Wednesday, May 22, 2013
unusual? yes - unprecedented? no
The top chart records the most extreme example of an uncorrected rally which I could remember since it made such an impression on me at the time. This daily bar chart shows the rally in the S&P 500 during the year 1995, the kick-off year for the internet bull market of 1995-2000. You can see that the S&P rallied all year without once dipping visibly below its 50 day moving average (green line in the chart).
The bottom chart is a daily chart of the S&P over the past 10 years with the 50 day moving average showing as a green wavy line (clicking on the chart should bring up a larger and more visible version). This chart encompasses the last two bull markets.
You can see that during the past 10 years the longest stretch between successive drops below the 50 day moving average during on ongoing bull market has been just about 6 months. The current rally from the December 2012 low is pushing against that limit. The odds are that sometime during the next month or so the S&P will dip below its 50 day moving average which currently stands at 1588 and is rising steeply.

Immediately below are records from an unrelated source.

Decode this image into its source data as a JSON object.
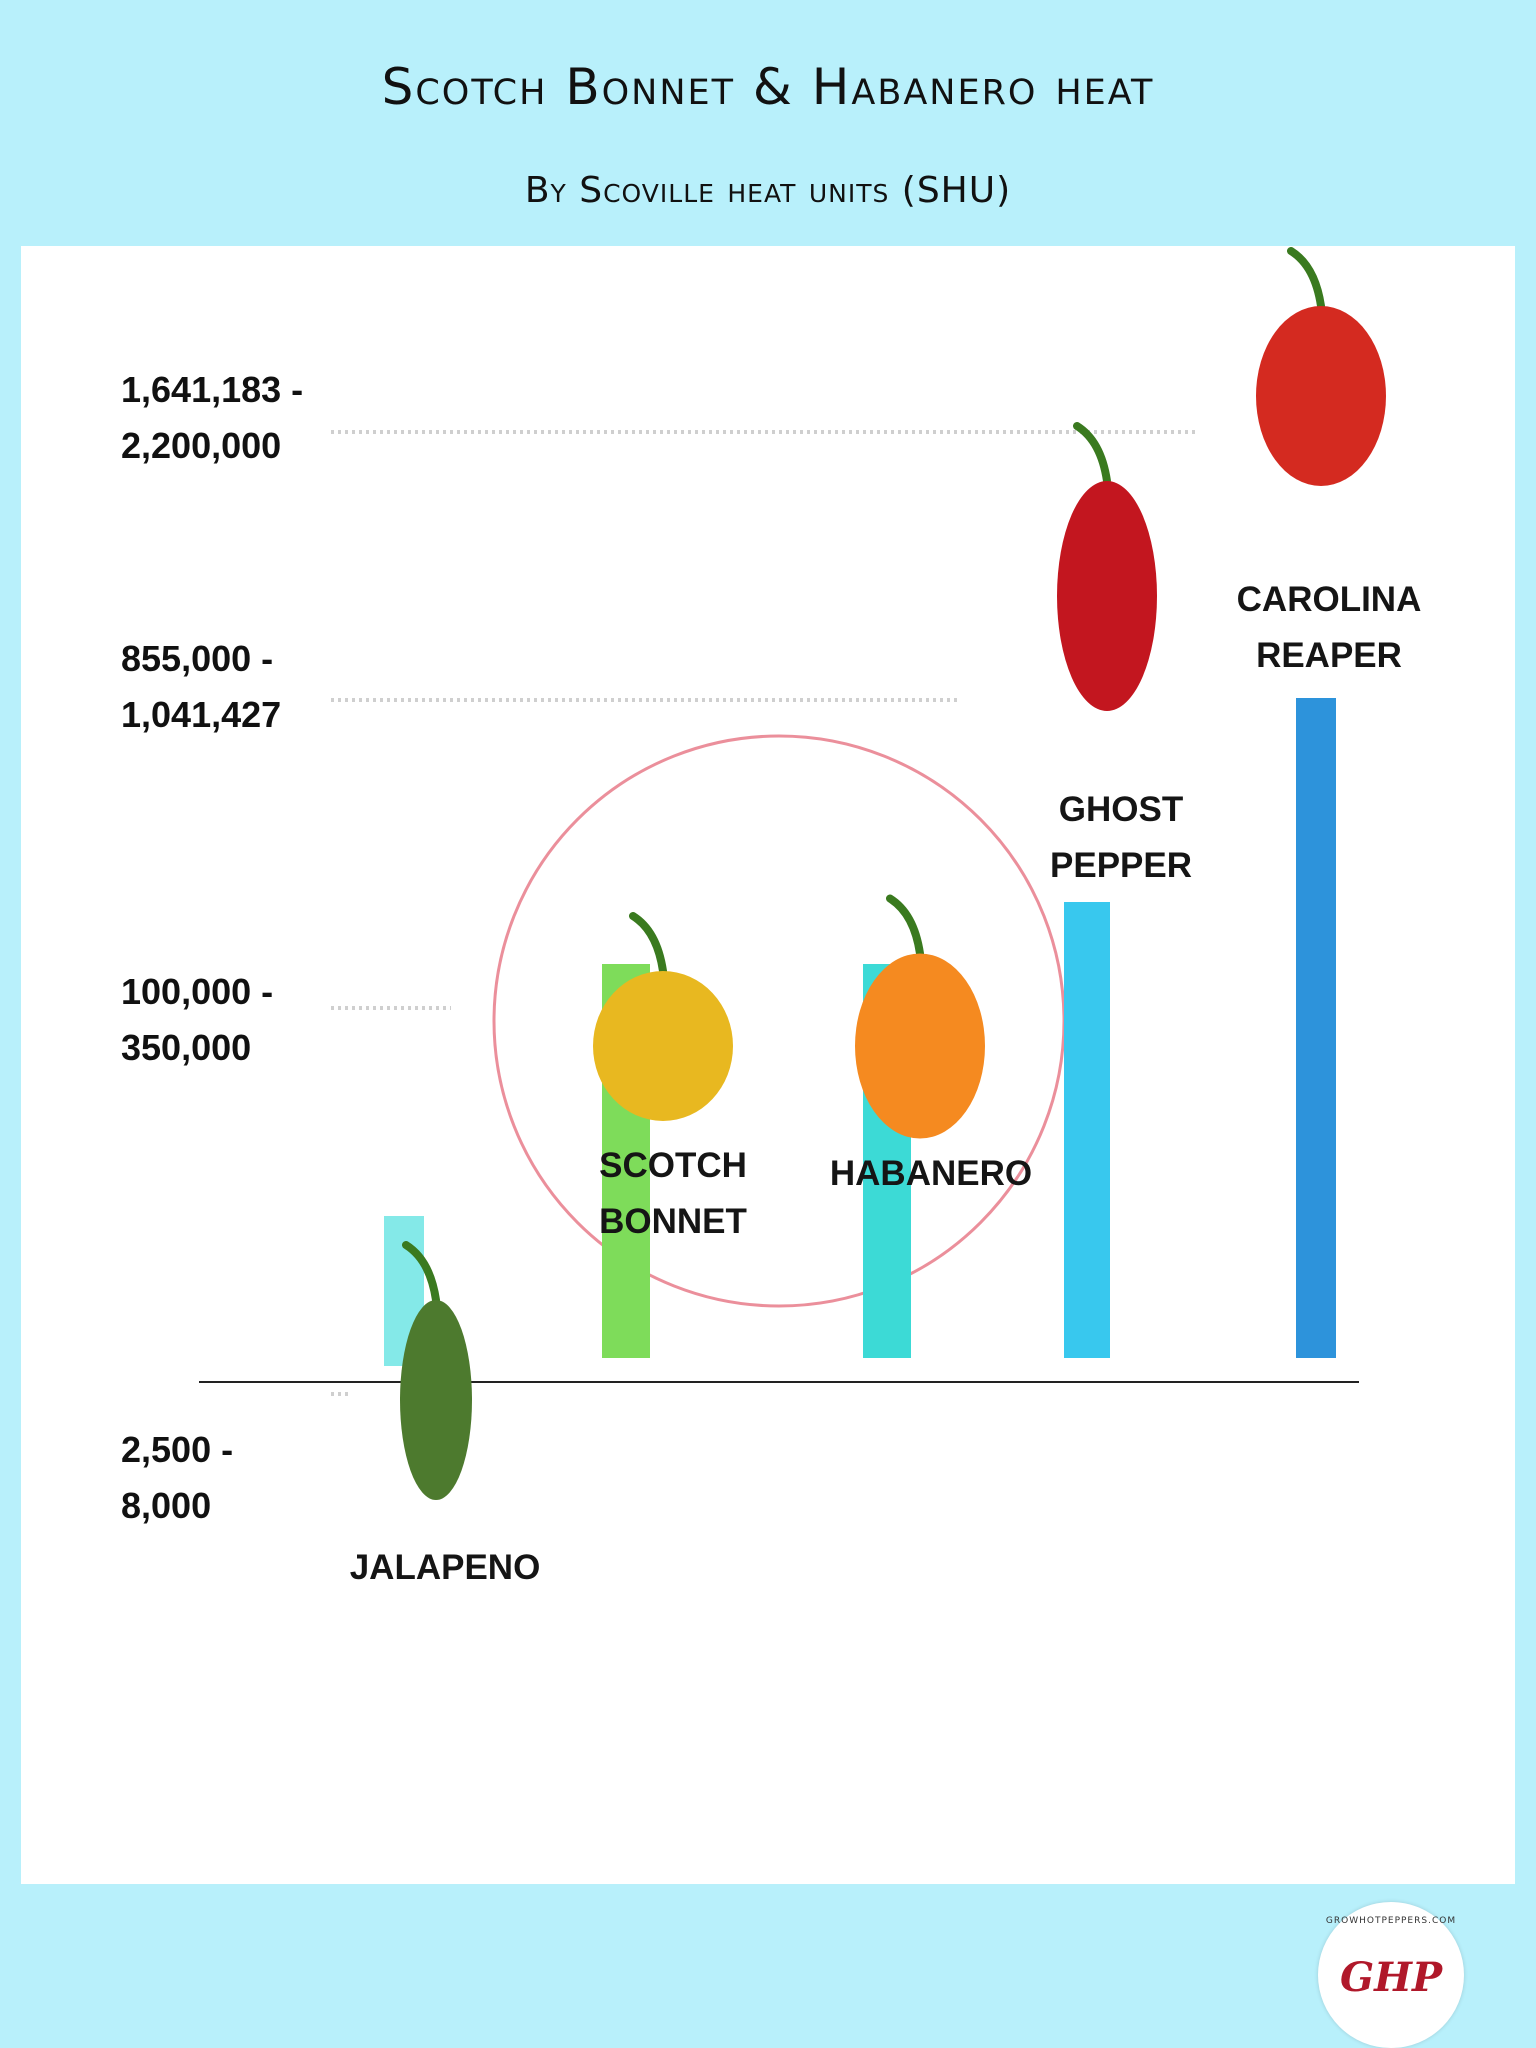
{
  "title": "Scotch Bonnet & Habanero heat",
  "subtitle": "By Scoville heat units (SHU)",
  "logo": {
    "text": "GHP",
    "url": "GROWHOTPEPPERS.COM"
  },
  "chart_data": {
    "type": "bar",
    "categories": [
      "JALAPENO",
      "SCOTCH BONNET",
      "HABANERO",
      "GHOST PEPPER",
      "CAROLINA REAPER"
    ],
    "ranges": [
      [
        2500,
        8000
      ],
      [
        100000,
        350000
      ],
      [
        100000,
        350000
      ],
      [
        855000,
        1041427
      ],
      [
        1641183,
        2200000
      ]
    ],
    "tick_labels": [
      "2,500 -\n8,000",
      "100,000 -\n350,000",
      "855,000 -\n1,041,427",
      "1,641,183 -\n2,200,000"
    ],
    "bar_colors": [
      "#84e9e8",
      "#7edc5a",
      "#3cdad6",
      "#38c8ee",
      "#2d93db"
    ],
    "highlight": [
      "SCOTCH BONNET",
      "HABANERO"
    ],
    "grid": "dotted",
    "legend": "none"
  }
}
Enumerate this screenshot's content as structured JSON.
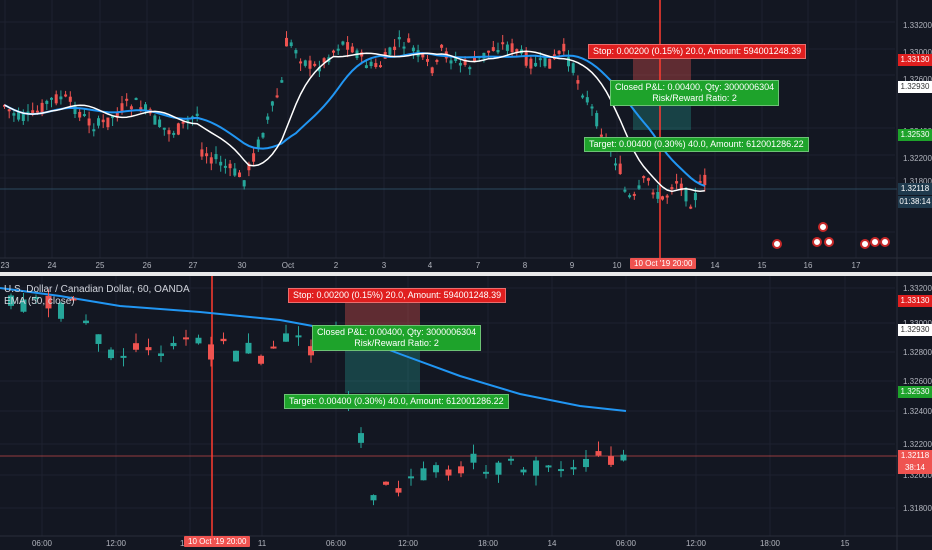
{
  "colors": {
    "bg": "#131722",
    "up": "#26a69a",
    "down": "#ef5350",
    "ema": "#2196f3",
    "sma": "#ffffff",
    "grid": "#1e2230",
    "divider": "#e9e9ea",
    "stop": "#e01f1f",
    "target": "#1ea32b",
    "vline": "#ff3b30"
  },
  "top_pane": {
    "price_scale": [
      "1.33200",
      "1.33000",
      "1.32600",
      "1.32400",
      "1.32200",
      "1.31800"
    ],
    "badges": {
      "stop": "1.33130",
      "entry": "1.32930",
      "target": "1.32530",
      "last": "1.32118",
      "countdown": "01:38:14"
    },
    "x_axis": [
      "23",
      "24",
      "25",
      "26",
      "27",
      "30",
      "Oct",
      "2",
      "3",
      "4",
      "7",
      "8",
      "9",
      "10",
      "10 Oct '19  20:00",
      "14",
      "15",
      "16",
      "17"
    ],
    "stop_label": "Stop: 0.00200 (0.15%) 20.0, Amount: 594001248.39",
    "closed_label": "Closed P&L: 0.00400, Qty: 3000006304",
    "rr_label": "Risk/Reward Ratio: 2",
    "target_label": "Target: 0.00400 (0.30%) 40.0, Amount: 612001286.22",
    "event_icons": [
      "flag-us-icon",
      "flag-us-icon",
      "flag-us-icon",
      "flag-us-icon",
      "flag-us-icon",
      "flag-us-icon",
      "flag-us-icon"
    ]
  },
  "bottom_pane": {
    "legend_title": "U.S. Dollar / Canadian Dollar, 60, OANDA",
    "legend_ema": "EMA (50, close)",
    "price_scale": [
      "1.33200",
      "1.33000",
      "1.32800",
      "1.32600",
      "1.32400",
      "1.32200",
      "1.32000",
      "1.31800"
    ],
    "badges": {
      "stop": "1.33130",
      "entry": "1.32930",
      "target": "1.32530",
      "last": "1.32118",
      "countdown": "38:14"
    },
    "x_axis": [
      "06:00",
      "12:00",
      "18:00",
      "10 Oct '19  20:00",
      "11",
      "06:00",
      "12:00",
      "18:00",
      "14",
      "06:00",
      "12:00",
      "18:00",
      "15"
    ],
    "stop_label": "Stop: 0.00200 (0.15%) 20.0, Amount: 594001248.39",
    "closed_label": "Closed P&L: 0.00400, Qty: 3000006304",
    "rr_label": "Risk/Reward Ratio: 2",
    "target_label": "Target: 0.00400 (0.30%) 40.0, Amount: 612001286.22"
  }
}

Normally in a bull market the 50 day moving average acts as support and the market rarely spends much time below that moving average until the market market is over. In this instance there is also very strong support at 1587, the 2007 bull market top. So based on these considerations I'd say that a drop back to the 50 day moving average should begin soon but any such drop would be just a normal interruption in the bull market.
How much higher might the S&P go? Right now the obvious target for me is 1775. At that level the move up from the October 2011 low would equal the size of the first leg up in this bull market from the March 2009 low to the May 2011 high.